Non-splitting Eulerian-Lagrangian WENO schemes for two-dimensional nonlinear convection-diffusion equations
Nanyi Zheng, Xiaofeng Cai, Jing-Mei Qiu, Jianxian Qiu
TL;DR
This work develops a high-order, conservative, non-splitting Eulerian-Lagrangian finite-volume WENO framework for two-dimensional convection-diffusion equations. By introducing a modified velocity field and a flux-form semi-discretization, the authors relax the time-step restriction for convection while preserving mass conservation via a remapping strategy that uses a fixed Eulerian WENO reconstruction to update moving upstream cells. The approach integrates high-order spatial WENO-ZQ reconstructions with IMEX Runge-Kutta time integration, enabling accurate treatment of both convection and diffusion on dynamic meshes, and extends naturally to nonlinear fluxes with minimal overhead. Numerical tests on linear and nonlinear problems validate third-order spatial and temporal accuracy, demonstrate robustness under large CFL numbers, and confirm mass conservation across challenging flow scenarios, highlighting the method’s potential for efficient, high-fidelity simulations of complex convection-diffusion phenomena.
Abstract
In this paper, we develop high-order, conservative, non-splitting Eulerian-Lagrangian (EL) Runge-Kutta (RK) finite volume (FV) weighted essentially non-oscillatory (WENO) schemes for convection-diffusion equations. The proposed EL-RK-FV-WENO scheme defines modified characteristic lines and evolves the solution along them, significantly relaxing the time-step constraint for the convection term. The main algorithm design challenge arises from the complexity of constructing accurate and robust reconstructions on dynamically varying Lagrangian meshes.
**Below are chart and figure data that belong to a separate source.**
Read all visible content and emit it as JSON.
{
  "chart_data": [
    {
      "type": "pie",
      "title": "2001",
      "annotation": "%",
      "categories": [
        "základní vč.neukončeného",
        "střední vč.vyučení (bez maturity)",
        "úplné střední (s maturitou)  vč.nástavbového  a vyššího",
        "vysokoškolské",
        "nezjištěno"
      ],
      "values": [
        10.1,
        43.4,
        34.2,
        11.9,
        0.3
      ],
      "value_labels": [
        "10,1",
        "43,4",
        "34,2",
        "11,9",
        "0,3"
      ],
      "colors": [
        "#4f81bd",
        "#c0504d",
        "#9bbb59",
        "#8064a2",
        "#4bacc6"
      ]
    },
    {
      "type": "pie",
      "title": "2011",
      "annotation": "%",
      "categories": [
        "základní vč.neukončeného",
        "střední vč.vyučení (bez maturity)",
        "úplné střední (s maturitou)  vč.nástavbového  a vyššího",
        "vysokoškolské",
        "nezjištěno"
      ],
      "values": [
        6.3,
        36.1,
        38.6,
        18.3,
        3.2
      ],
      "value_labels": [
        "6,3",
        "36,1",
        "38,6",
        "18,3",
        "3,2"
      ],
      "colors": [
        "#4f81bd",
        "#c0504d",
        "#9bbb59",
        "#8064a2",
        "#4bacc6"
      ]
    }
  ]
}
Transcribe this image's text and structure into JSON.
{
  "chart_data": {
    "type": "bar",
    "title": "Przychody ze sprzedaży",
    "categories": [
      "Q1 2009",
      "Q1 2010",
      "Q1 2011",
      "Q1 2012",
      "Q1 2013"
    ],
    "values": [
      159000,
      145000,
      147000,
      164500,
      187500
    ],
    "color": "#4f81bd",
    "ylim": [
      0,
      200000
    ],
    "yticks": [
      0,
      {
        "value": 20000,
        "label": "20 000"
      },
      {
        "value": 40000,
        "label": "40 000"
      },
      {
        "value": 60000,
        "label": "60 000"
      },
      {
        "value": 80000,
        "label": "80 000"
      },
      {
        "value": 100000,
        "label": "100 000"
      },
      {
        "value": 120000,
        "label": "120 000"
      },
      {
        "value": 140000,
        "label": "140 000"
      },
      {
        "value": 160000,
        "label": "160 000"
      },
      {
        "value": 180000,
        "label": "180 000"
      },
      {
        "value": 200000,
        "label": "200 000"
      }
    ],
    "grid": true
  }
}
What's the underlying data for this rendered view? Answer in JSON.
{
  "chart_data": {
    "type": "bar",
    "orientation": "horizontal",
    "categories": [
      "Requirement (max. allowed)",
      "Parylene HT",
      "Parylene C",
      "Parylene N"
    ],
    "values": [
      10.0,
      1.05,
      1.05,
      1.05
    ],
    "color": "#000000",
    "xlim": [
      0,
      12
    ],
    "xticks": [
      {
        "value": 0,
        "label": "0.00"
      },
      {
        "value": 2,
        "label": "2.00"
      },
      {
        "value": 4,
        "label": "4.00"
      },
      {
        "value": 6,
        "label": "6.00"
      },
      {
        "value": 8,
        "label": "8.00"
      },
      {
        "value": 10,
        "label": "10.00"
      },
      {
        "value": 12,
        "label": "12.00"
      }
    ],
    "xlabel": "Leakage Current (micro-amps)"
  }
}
This reconstruction process is needed for flux evaluations on time-dependent upstream quadrilaterals and time integrations along moving characteristics. To address this, we propose a strategy that utilizes a WENO reconstruction on a fixed Eulerian mesh for spatial reconstruction, and updates intermediate solutions on the Eulerian background mesh for implicit-explicit RK temporal integration. This strategy leverages efficient reconstruction and remapping algorithms to manage the complexities of polynomial reconstructions on time-dependent quadrilaterals, while ensuring local mass conservation. The proposed scheme ensures mass conservation due to the flux-form semi-discretization and the mass-conservative reconstruction on both background and upstream cells. Extensive numerical tests have been performed to verify the effectiveness of the proposed scheme.